Fazit der Gemeindeverwaltung Illingen

 

Die Neuausrichtung des eGo Zweckverbands Saar ist zwingend notwendig.

Es gibt dazu zwei Möglichkeiten: Auflösung und Neubeginn oder organisatorische Neuaufstellung über satzungsmäßige Rahmenbedingungen.

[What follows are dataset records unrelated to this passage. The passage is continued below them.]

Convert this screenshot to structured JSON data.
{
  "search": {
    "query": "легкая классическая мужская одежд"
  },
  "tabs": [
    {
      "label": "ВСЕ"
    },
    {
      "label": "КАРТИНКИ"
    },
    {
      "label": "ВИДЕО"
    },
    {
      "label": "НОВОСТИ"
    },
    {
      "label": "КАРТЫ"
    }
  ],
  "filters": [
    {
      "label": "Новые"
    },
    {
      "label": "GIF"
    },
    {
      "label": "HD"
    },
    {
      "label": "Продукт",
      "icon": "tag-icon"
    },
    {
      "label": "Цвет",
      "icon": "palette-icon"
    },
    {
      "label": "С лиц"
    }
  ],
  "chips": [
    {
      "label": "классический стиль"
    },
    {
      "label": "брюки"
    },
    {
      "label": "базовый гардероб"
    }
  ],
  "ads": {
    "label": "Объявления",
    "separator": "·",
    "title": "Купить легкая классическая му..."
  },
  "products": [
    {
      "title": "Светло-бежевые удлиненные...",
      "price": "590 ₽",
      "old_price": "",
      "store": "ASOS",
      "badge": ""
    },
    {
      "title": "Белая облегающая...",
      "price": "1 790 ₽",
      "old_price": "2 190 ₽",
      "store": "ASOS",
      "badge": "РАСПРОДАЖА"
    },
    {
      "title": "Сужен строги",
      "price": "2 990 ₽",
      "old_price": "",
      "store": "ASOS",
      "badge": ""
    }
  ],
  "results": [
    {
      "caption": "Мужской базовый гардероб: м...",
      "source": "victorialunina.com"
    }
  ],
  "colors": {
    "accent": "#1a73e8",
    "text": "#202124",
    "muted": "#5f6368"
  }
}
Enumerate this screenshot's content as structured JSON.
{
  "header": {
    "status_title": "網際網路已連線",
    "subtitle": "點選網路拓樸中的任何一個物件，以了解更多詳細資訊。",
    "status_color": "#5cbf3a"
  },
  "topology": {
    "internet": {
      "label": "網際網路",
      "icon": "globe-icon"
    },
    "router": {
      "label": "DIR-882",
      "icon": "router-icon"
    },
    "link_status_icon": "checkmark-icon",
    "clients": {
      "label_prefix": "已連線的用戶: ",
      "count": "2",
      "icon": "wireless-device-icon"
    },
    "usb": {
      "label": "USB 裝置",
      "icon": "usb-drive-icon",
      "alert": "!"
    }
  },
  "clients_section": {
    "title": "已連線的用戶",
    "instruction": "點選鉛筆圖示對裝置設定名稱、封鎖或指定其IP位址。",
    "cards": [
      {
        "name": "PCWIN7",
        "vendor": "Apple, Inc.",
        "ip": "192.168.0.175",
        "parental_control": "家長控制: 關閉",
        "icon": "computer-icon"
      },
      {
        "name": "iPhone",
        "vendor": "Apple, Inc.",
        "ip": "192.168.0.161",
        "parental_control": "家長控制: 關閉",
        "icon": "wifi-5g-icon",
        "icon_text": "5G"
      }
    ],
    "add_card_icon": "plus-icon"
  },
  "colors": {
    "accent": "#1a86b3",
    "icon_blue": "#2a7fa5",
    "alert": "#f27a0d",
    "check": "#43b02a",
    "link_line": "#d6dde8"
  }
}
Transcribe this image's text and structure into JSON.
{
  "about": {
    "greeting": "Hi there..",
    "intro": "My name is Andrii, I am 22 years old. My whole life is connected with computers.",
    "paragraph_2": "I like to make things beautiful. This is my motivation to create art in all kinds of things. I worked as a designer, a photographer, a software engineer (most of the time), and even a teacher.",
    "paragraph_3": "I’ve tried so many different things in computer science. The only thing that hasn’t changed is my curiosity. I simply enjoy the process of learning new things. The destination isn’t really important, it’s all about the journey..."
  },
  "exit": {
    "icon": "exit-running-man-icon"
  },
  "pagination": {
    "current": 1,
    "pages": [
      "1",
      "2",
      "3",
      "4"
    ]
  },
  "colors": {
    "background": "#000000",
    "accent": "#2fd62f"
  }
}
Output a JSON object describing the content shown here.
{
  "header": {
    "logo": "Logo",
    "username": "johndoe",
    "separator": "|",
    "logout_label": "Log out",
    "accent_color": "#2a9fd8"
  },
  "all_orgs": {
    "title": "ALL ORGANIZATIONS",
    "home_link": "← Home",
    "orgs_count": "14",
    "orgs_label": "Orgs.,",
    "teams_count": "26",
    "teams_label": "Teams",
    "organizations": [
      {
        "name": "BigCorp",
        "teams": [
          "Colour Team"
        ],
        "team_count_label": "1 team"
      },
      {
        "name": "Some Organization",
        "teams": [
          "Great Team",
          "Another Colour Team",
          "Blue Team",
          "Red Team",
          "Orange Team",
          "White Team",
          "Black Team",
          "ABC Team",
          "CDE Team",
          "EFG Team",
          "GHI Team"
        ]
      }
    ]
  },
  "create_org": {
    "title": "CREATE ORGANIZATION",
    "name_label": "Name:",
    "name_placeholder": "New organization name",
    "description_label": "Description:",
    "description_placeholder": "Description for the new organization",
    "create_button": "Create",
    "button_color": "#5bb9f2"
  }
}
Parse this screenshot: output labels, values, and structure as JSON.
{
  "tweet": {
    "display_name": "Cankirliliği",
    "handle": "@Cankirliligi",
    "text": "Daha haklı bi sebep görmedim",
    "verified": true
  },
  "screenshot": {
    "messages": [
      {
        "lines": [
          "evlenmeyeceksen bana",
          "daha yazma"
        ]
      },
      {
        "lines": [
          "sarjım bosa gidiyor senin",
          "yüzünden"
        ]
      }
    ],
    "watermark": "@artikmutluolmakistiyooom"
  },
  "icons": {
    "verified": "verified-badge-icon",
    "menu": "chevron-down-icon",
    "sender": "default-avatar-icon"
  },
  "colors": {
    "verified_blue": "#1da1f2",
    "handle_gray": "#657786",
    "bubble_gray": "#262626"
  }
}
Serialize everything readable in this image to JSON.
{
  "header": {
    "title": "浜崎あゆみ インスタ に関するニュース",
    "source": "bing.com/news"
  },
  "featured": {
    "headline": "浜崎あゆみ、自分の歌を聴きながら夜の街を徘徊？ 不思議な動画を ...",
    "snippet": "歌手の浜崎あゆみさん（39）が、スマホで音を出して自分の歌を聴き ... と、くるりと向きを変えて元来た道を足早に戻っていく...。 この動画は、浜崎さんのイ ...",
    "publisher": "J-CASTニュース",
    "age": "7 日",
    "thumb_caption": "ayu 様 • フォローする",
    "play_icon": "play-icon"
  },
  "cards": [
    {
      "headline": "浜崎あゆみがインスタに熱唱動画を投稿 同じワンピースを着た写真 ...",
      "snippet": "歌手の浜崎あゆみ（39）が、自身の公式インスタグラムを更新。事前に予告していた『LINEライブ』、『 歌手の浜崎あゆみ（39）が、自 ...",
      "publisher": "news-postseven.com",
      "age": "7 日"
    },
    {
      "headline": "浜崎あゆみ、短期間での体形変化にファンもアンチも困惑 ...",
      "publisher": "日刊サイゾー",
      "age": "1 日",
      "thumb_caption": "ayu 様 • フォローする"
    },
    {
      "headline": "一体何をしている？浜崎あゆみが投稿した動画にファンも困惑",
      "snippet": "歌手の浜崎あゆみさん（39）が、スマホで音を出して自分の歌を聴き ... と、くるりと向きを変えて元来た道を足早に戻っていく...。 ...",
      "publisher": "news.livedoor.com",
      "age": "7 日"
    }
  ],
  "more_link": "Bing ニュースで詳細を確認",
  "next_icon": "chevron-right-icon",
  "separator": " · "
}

An der Notwendigkeit einer schlagkräftigen zentralen IT-Unterstützung und einer Standardisierung besteht kein Zweifel. Dies ist zwingend notwendig.

 

Die jetzt vorgesehene Verstaatlichung der Dienstleistungen durch Inhouse-Vergabe und öffentlich-rechtliches Unternehmertum in einem hoch komplexen, durch extremes Veränderungstempo bestimmten Bereich ist in jeder Hinsicht kritisch zu sehen. Der eGo hatte seit Jahren die Chance, sich als kommunaler Dienstleister zu etablieren, hat dabei aber auf der ganzen Linie versagt. Es gibt derzeit nur randständige Verwaltungsdienstleistungen, die zentral wahrgenommen werden (Standesamtsprogramm AUTISTA, Schattenregister der Melderegisterauskunft). Zentrale Anforderungen (z.B. Bereitstellung von Datenschützer*innen, einheitliche, plattform- und ebenenübergreifende Baugenehmigungs-Software etc.) wurden nicht erfüllt. Es ist fraglich, ob die notwendige Schlagkraft durch ein neues öffentlich-rechtliches Monopol erreicht werden kann und ob dies wirtschaftlich für die saarländischen Kommunen ist.

 

Das Saarland ist IT-Standdort von hohem Rang (CISPA, DFKI, Leibniz-Institut). Auch die privaten Rechenzentren (KÜS, VSE-Net, INEXIO u.a.) sind auch nach Darstellung der PD-Studie sehr leistungsfähig und erfüllen alle Leistungs- und Sicherheitsanforderungen auch für die Zeit nach 2021. Diese haben umfangreiche Kenntnisse in der Betreuung von Kommunen und kommunaler Software. Durch Eigeninitiative und zahleiche freiwillige Kooperationen saarländischer Kommunen, die größtenteils sogar durch die Landesregierung gefördert wurden, ist die Grundlage für eine Ziel führende öffentlich-private Partnerschaft in einem schnelllebigen Branchenumfeld entstanden, auf der man aufbauen kann.

 

 

 

Wünschenswert seitens der Kommunen wäre deshalb ein Zweckverband eGo-Saar, der sich wie ursprünglich bei der Gründung vorgesehen auf eine Unterstützung der kommunalen IT-Arbeit konzentriert. Er sollte kommunale Projekte fachlich und organisatorisch unterstützen und so Synergien fördern. Auch sollte sich ein solcher ZV vorrangig um die Grundlagen der Zusammenarbeit z.B. der Schaffung von Schnittstellen kümmern.

 

Es ist daher nicht wirklich schlüssig, warum diese funktionierenden Strukturen bei einem Zweckverband umständlich und kostenintensiv nochmals auf- und ausgebaut werden sollten. Und auch nicht, warum man alle Kommunen gleichschalten und zentral durch einen ZV steuern will.